LA MÉDIATISATION DE TRANSACTIONS FINANCIÈRES COLOSSALES QUI BOULEVERSENT LES PRATIQUES TRADITIONNELLES DE LA FINANCE, DU MARCHÉ

La blockchain a la faculté d’être génératrice de buzz words, hier la « DEFI » pour la finance décentralisée et aujourd’hui les « NFT ». Le plus souvent ces mots sont le produit de la médiatisation de transactions financières colossales qui bouleversent les pratiques traditionnelles de la finance, du marché de l’art ou du multimédia. Pour ne citer que l’industrie musicale, on estime à plus de 25 millions de dollars les transactions de NFT réalisées en février 20213. Certains artistes, à l’instar de PelleK qui a vendu un album à 160 000 dollars en deux heures, voient dans les NFT l’avenir de l’industrie musicale ou artistique4. Citons aussi l’émotion suscitée par la vidéo présentant l’œuvre de Banksy, Morons, brûlée en six minutes, mais vendue grâce à la technologie des NFT à 380 000 dollars5. Certaines plateformes sont devenues de véritables places de marché – cryptomarché – de pair à pair. Par exemple, la plateforme Opensea qui a réalisé 95 millions de dollars de vente pour le seul mois de février 2021. Niftygateway propose à la vente « des NFT sur les œuvres » d’Andrea Bonaceto et du Robot Sofia ou de réaliser une « collection de NFT » sur une série limitée Kranky NFT Collection de Superplastic et de l’artiste graffeur SketOne6. Enfin, la plateforme Art Blocks propose à la vente des NFT sur des œuvres transformatives assistées par ordinateur.

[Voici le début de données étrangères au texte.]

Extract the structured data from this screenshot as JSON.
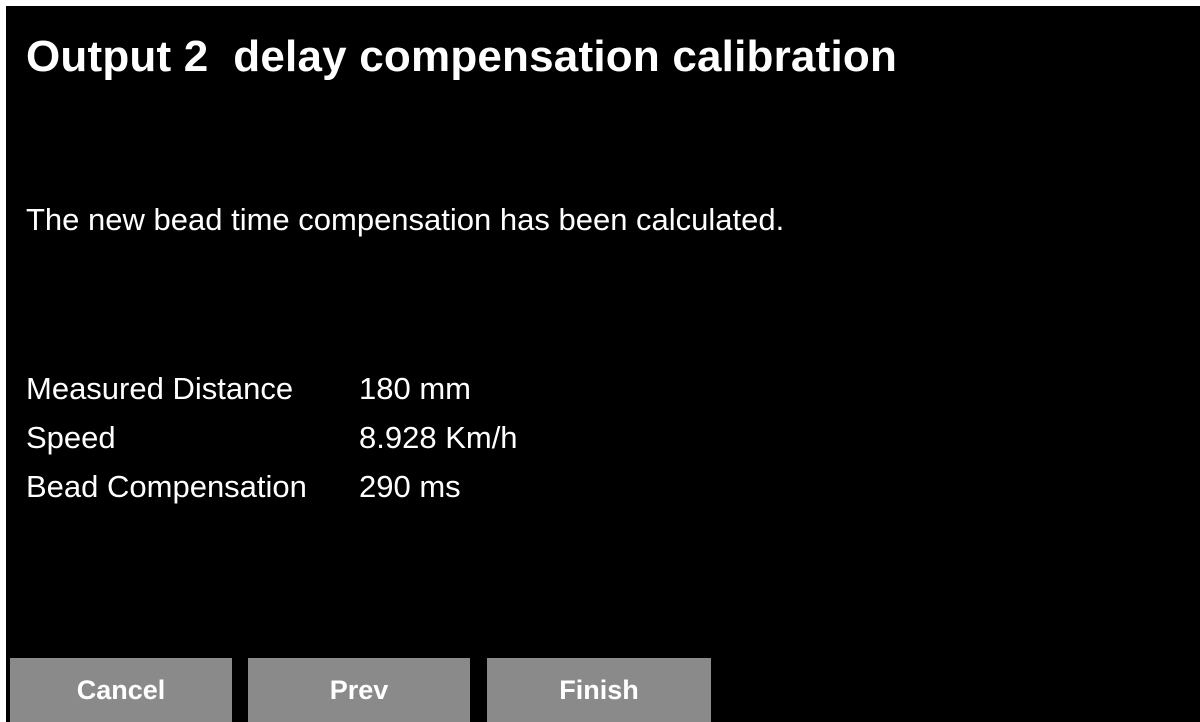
{
  "screen": {
    "title": "Output 2  delay compensation calibration",
    "message": "The new bead time compensation has been calculated."
  },
  "results": [
    {
      "label": "Measured Distance",
      "value": "180 mm"
    },
    {
      "label": "Speed",
      "value": "8.928 Km/h"
    },
    {
      "label": "Bead Compensation",
      "value": "290 ms"
    }
  ],
  "buttons": {
    "cancel": "Cancel",
    "prev": "Prev",
    "finish": "Finish"
  },
  "colors": {
    "background": "#000000",
    "text": "#ffffff",
    "button": "#8a8a8a"
  }
}
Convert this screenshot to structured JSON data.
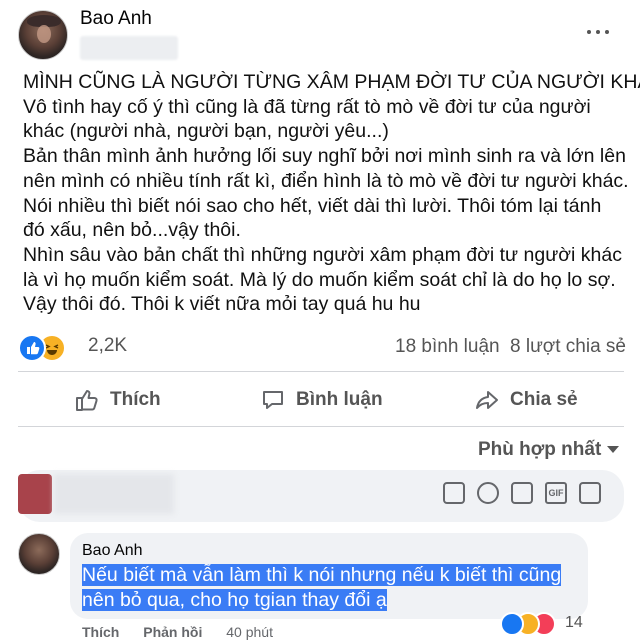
{
  "post": {
    "author": "Bao Anh",
    "lines": [
      "MÌNH CŨNG LÀ NGƯỜI TỪNG XÂM PHẠM ĐỜI TƯ CỦA NGƯỜI KHÁC.",
      "Vô tình hay cố ý thì cũng là đã từng rất tò mò về đời tư của người",
      "khác (người nhà, người bạn, người yêu...)",
      "Bản thân mình ảnh hưởng lối suy nghĩ bởi nơi mình sinh ra và lớn lên",
      "nên mình có nhiều tính rất kì, điển hình là tò mò về đời tư người khác.",
      "Nói nhiều thì biết nói sao cho hết, viết dài thì lười. Thôi tóm lại tánh",
      "đó xấu, nên bỏ...vậy thôi.",
      "Nhìn sâu vào bản chất thì những người xâm phạm đời tư người khác",
      "là vì họ muốn kiểm soát. Mà lý do muốn kiểm soát chỉ là do họ lo sợ.",
      "Vậy thôi đó. Thôi k viết nữa mỏi tay quá hu hu"
    ],
    "reaction_count": "2,2K",
    "comment_count": "18 bình luận",
    "share_count": "8 lượt chia sẻ"
  },
  "actions": {
    "like": "Thích",
    "comment": "Bình luận",
    "share": "Chia sẻ"
  },
  "sort_label": "Phù hợp nhất",
  "comment": {
    "author": "Bao Anh",
    "lines": [
      "Nếu biết mà vẫn làm thì k nói nhưng nếu k biết thì cũng",
      "nên bỏ qua, cho họ tgian thay đổi ạ"
    ],
    "reaction_count": "14",
    "like": "Thích",
    "reply": "Phản hồi",
    "time": "40 phút"
  },
  "colors": {
    "accent": "#1877f2",
    "highlight": "#3a7cf5",
    "secondary_text": "#65676b"
  }
}
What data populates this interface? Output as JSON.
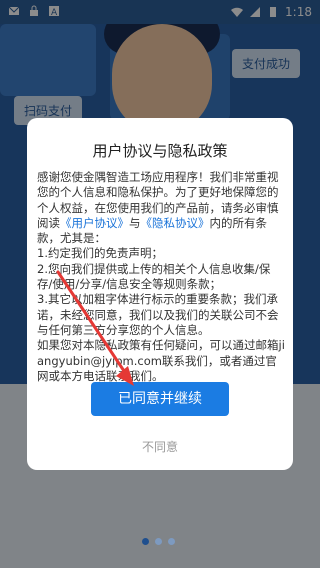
{
  "status_bar": {
    "time": "1:18"
  },
  "background": {
    "scan_label": "扫码支付",
    "pay_success_label": "支付成功"
  },
  "dialog": {
    "title": "用户协议与隐私政策",
    "body_intro": "感谢您使金隅智造工场应用程序！我们非常重视您的个人信息和隐私保护。为了更好地保障您的个人权益，在您使用我们的产品前，请务必审慎阅读",
    "link_user_agreement": "《用户协议》",
    "body_and": "与",
    "link_privacy_policy": "《隐私协议》",
    "body_after_links": "内的所有条款，尤其是：",
    "item1": "1.约定我们的免责声明；",
    "item2": "2.您向我们提供或上传的相关个人信息收集/保存/使用/分享/信息安全等规则条款；",
    "item3": "3.其它以加粗字体进行标示的重要条款；我们承诺，未经您同意，我们以及我们的关联公司不会与任何第三方分享您的个人信息。",
    "contact": "如果您对本隐私政策有任何疑问，可以通过邮箱jiangyubin@jyipm.com联系我们，或者通过官网或本方电话联系我们。",
    "agree_button": "已同意并继续",
    "disagree_button": "不同意"
  },
  "page_indicator": {
    "count": 3,
    "active_index": 0
  },
  "colors": {
    "primary": "#1b7ce3",
    "link": "#1a73d8",
    "annotation_arrow": "#e53935"
  }
}
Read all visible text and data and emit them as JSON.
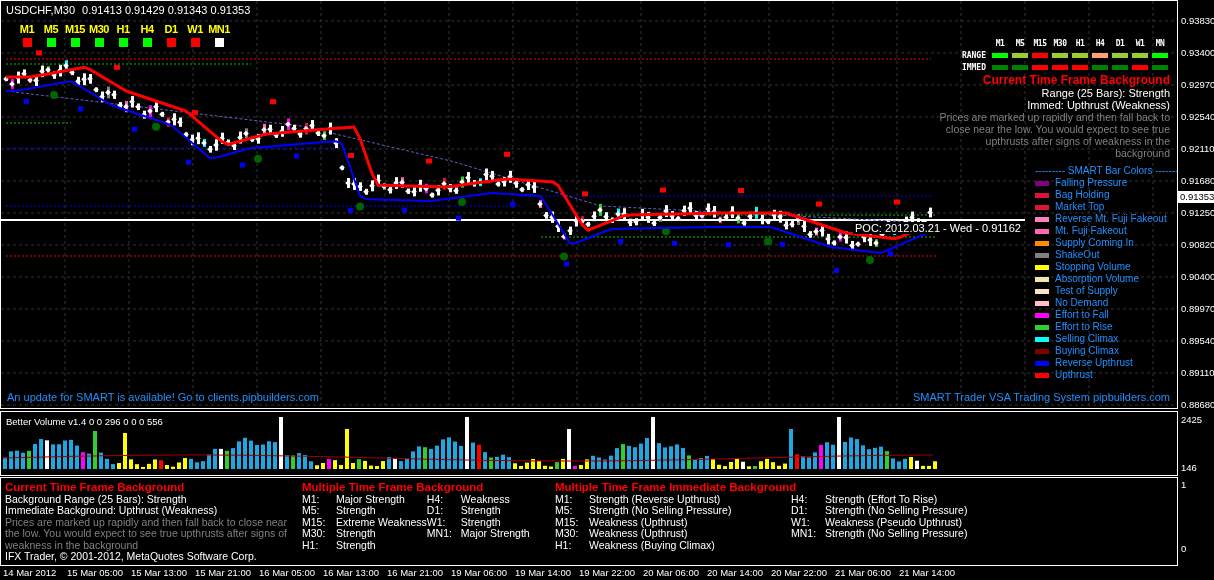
{
  "chart": {
    "symbol": "USDCHF,M30",
    "quote": "0.91413 0.91429 0.91343 0.91353",
    "timeframes": [
      {
        "label": "M1",
        "color": "#ff0000"
      },
      {
        "label": "M5",
        "color": "#00ff00"
      },
      {
        "label": "M15",
        "color": "#00ff00"
      },
      {
        "label": "M30",
        "color": "#00ff00"
      },
      {
        "label": "H1",
        "color": "#00ff00"
      },
      {
        "label": "H4",
        "color": "#00ff00"
      },
      {
        "label": "D1",
        "color": "#ff0000"
      },
      {
        "label": "W1",
        "color": "#ff0000"
      },
      {
        "label": "MN1",
        "color": "#ffffff"
      }
    ],
    "signal_grid": {
      "columns": [
        "M1",
        "M5",
        "M15",
        "M30",
        "H1",
        "H4",
        "D1",
        "W1",
        "MN"
      ],
      "rows": [
        {
          "label": "RANGE",
          "cells": [
            {
              "color": "#00ff00"
            },
            {
              "color": "#9acd32"
            },
            {
              "color": "#ff0000"
            },
            {
              "color": "#9acd32"
            },
            {
              "color": "#9acd32"
            },
            {
              "color": "#ffa07a"
            },
            {
              "color": "#9acd32"
            },
            {
              "color": "#9acd32"
            },
            {
              "color": "#00ff00"
            }
          ]
        },
        {
          "label": "IMMED",
          "cells": [
            {
              "color": "#008000"
            },
            {
              "color": "#008000"
            },
            {
              "color": "#ff0000"
            },
            {
              "color": "#ff0000"
            },
            {
              "color": "#ff0000"
            },
            {
              "color": "#008000"
            },
            {
              "color": "#008000"
            },
            {
              "color": "#ff0000"
            },
            {
              "color": "#008000"
            }
          ]
        }
      ]
    },
    "background": {
      "title": "Current Time Frame Background",
      "range": "Range (25 Bars): Strength",
      "immed": "Immed: Upthrust (Weakness)",
      "description": "Prices are marked up rapidly and then fall back to close near the low. You would expect to see true upthrusts after signs of weakness in the background"
    },
    "legend": {
      "title": "--------- SMART Bar Colors -------",
      "items": [
        {
          "label": "Falling Pressure",
          "color": "#800080"
        },
        {
          "label": "Bag Holding",
          "color": "#dc143c"
        },
        {
          "label": "Market Top",
          "color": "#dc143c"
        },
        {
          "label": "Reverse Mt. Fuji Fakeout",
          "color": "#ff80c0"
        },
        {
          "label": "Mt. Fuji Fakeout",
          "color": "#ff69b4"
        },
        {
          "label": "Supply Coming In",
          "color": "#ff8c00"
        },
        {
          "label": "ShakeOut",
          "color": "#808080"
        },
        {
          "label": "Stopping Volume",
          "color": "#ffff00"
        },
        {
          "label": "Absorption Volume",
          "color": "#eee8aa"
        },
        {
          "label": "Test of Supply",
          "color": "#ffe4c4"
        },
        {
          "label": "No Demand",
          "color": "#ffc0cb"
        },
        {
          "label": "Effort to Fall",
          "color": "#ff00ff"
        },
        {
          "label": "Effort to Rise",
          "color": "#32cd32"
        },
        {
          "label": "Selling Climax",
          "color": "#00ffff"
        },
        {
          "label": "Buying Climax",
          "color": "#800000"
        },
        {
          "label": "Reverse Upthrust",
          "color": "#0000ff"
        },
        {
          "label": "Upthrust",
          "color": "#ff0000"
        }
      ]
    },
    "poc_label": "POC: 2012.03.21 - Wed - 0.91162",
    "update_notice": "An update for SMART is available! Go to clients.pipbuilders.com",
    "branding": "SMART Trader VSA Trading System pipbuilders.com"
  },
  "price_axis": {
    "labels": [
      "0.93830",
      "0.93400",
      "0.92970",
      "0.92540",
      "0.92110",
      "0.91680",
      "0.91250",
      "0.90820",
      "0.90400",
      "0.89970",
      "0.89540",
      "0.89110",
      "0.88680"
    ],
    "current": "0.91353"
  },
  "volume": {
    "title": "Better Volume v1.4 0 0 296 0 0 0 556",
    "axis": [
      "2425",
      "146"
    ]
  },
  "info": {
    "current": {
      "title": "Current Time Frame Background",
      "lines": [
        "Background Range (25 Bars): Strength",
        "Immediate Background: Upthrust (Weakness)"
      ],
      "description": "Prices are marked up rapidly and then fall back to close near the low. You would expect to see true upthrusts after signs of weakness in the background",
      "copyright": "IFX Trader, © 2001-2012, MetaQuotes Software Corp."
    },
    "mtf_background": {
      "title": "Multiple Time Frame Background",
      "items": [
        {
          "timeframe": "M1:",
          "value": "Major Strength"
        },
        {
          "timeframe": "M5:",
          "value": "Strength"
        },
        {
          "timeframe": "M15:",
          "value": "Extreme Weakness"
        },
        {
          "timeframe": "M30:",
          "value": "Strength"
        },
        {
          "timeframe": "H1:",
          "value": "Strength"
        },
        {
          "timeframe": "H4:",
          "value": "Weakness"
        },
        {
          "timeframe": "D1:",
          "value": "Strength"
        },
        {
          "timeframe": "W1:",
          "value": "Strength"
        },
        {
          "timeframe": "MN1:",
          "value": "Major Strength"
        }
      ]
    },
    "mtf_immediate": {
      "title": "Multiple Time Frame Immediate Background",
      "items": [
        {
          "timeframe": "M1:",
          "value": "Strength (Reverse Upthrust)"
        },
        {
          "timeframe": "M5:",
          "value": "Strength (No Selling Pressure)"
        },
        {
          "timeframe": "M15:",
          "value": "Weakness (Upthrust)"
        },
        {
          "timeframe": "M30:",
          "value": "Weakness (Upthrust)"
        },
        {
          "timeframe": "H1:",
          "value": "Weakness (Buying Climax)"
        },
        {
          "timeframe": "H4:",
          "value": "Strength (Effort To Rise)"
        },
        {
          "timeframe": "D1:",
          "value": "Strength (No Selling Pressure)"
        },
        {
          "timeframe": "W1:",
          "value": "Weakness (Pseudo Upthrust)"
        },
        {
          "timeframe": "MN1:",
          "value": "Strength (No Selling Pressure)"
        }
      ]
    },
    "axis": [
      "1",
      "0"
    ]
  },
  "time_axis": [
    "14 Mar 2012",
    "15 Mar 05:00",
    "15 Mar 13:00",
    "15 Mar 21:00",
    "16 Mar 05:00",
    "16 Mar 13:00",
    "16 Mar 21:00",
    "19 Mar 06:00",
    "19 Mar 14:00",
    "19 Mar 22:00",
    "20 Mar 06:00",
    "20 Mar 14:00",
    "20 Mar 22:00",
    "21 Mar 06:00",
    "21 Mar 14:00"
  ]
}
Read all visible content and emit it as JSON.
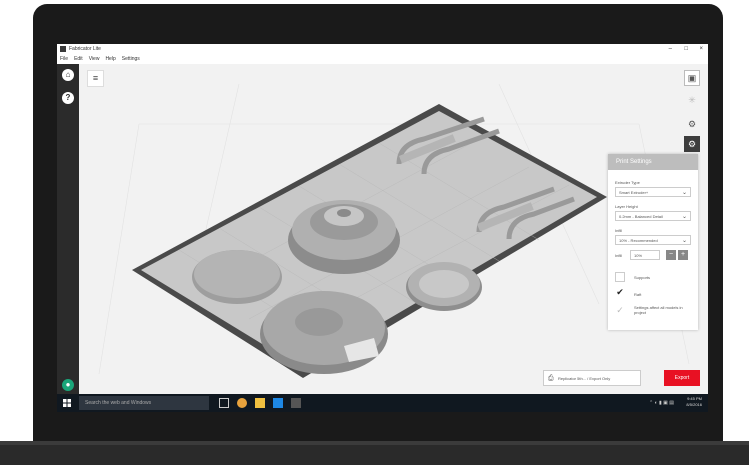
{
  "window": {
    "title": "Fabricator Lite",
    "minimize": "–",
    "maximize": "□",
    "close": "×"
  },
  "menu": [
    "File",
    "Edit",
    "View",
    "Help",
    "Settings"
  ],
  "print_settings": {
    "header": "Print Settings",
    "extruder_label": "Extruder Type",
    "extruder_value": "Smart Extruder+",
    "layer_label": "Layer Height",
    "layer_value": "0.2mm - Balanced Detail",
    "infill_label": "Infill",
    "infill_value": "10% - Recommended",
    "infill_count_label": "Infill",
    "infill_count_value": "10%",
    "supports_label": "Supports",
    "raft_label": "Raft",
    "raft_checked": true,
    "supports_checked": false,
    "settings_note": "Settings affect all models in project"
  },
  "export": {
    "printer_label": "Replicator 5th... / Export Only",
    "button": "Export"
  },
  "taskbar": {
    "search_placeholder": "Search the web and Windows",
    "time": "9:45 PM",
    "date": "8/5/2016"
  },
  "icons": {
    "rail": [
      "home-icon",
      "help-icon",
      "account-icon"
    ],
    "tools": [
      "view-cube-icon",
      "object-icon",
      "settings-gear-icon",
      "print-settings-icon",
      "scale-icon",
      "rotate-icon",
      "arrange-icon"
    ]
  },
  "colors": {
    "accent": "#e81123",
    "panel_header": "#bdbdbd",
    "rail": "#2b2b2b",
    "taskbar": "#101820"
  }
}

Fonctionnement des plateformes de jetons non fongibles dans le domaine artistique

Pour illustrer le fonctionnement et sans qualification juridique, nous allons adopter deux postures : celle d’un utilisateur et celle d’une artiste. Du point de vue de l’utilisateur, Bob visite la plateforme IO avec pour objectif de collectionner un objet artistique numérique. Ces objets sont représentés par des jetons, les NFT. Pour effectuer des opérations sur ces jetons (acheter, vendre, conserver, échanger), il faut avoir un crypto wallet – portefeuille numérique – en téléchargeant une application sur smartphone, telle que Metamask. Le portefeuille chargé de quelques ETH (cryptomonnaie sur Ethereum), Bob se connecte sur IO.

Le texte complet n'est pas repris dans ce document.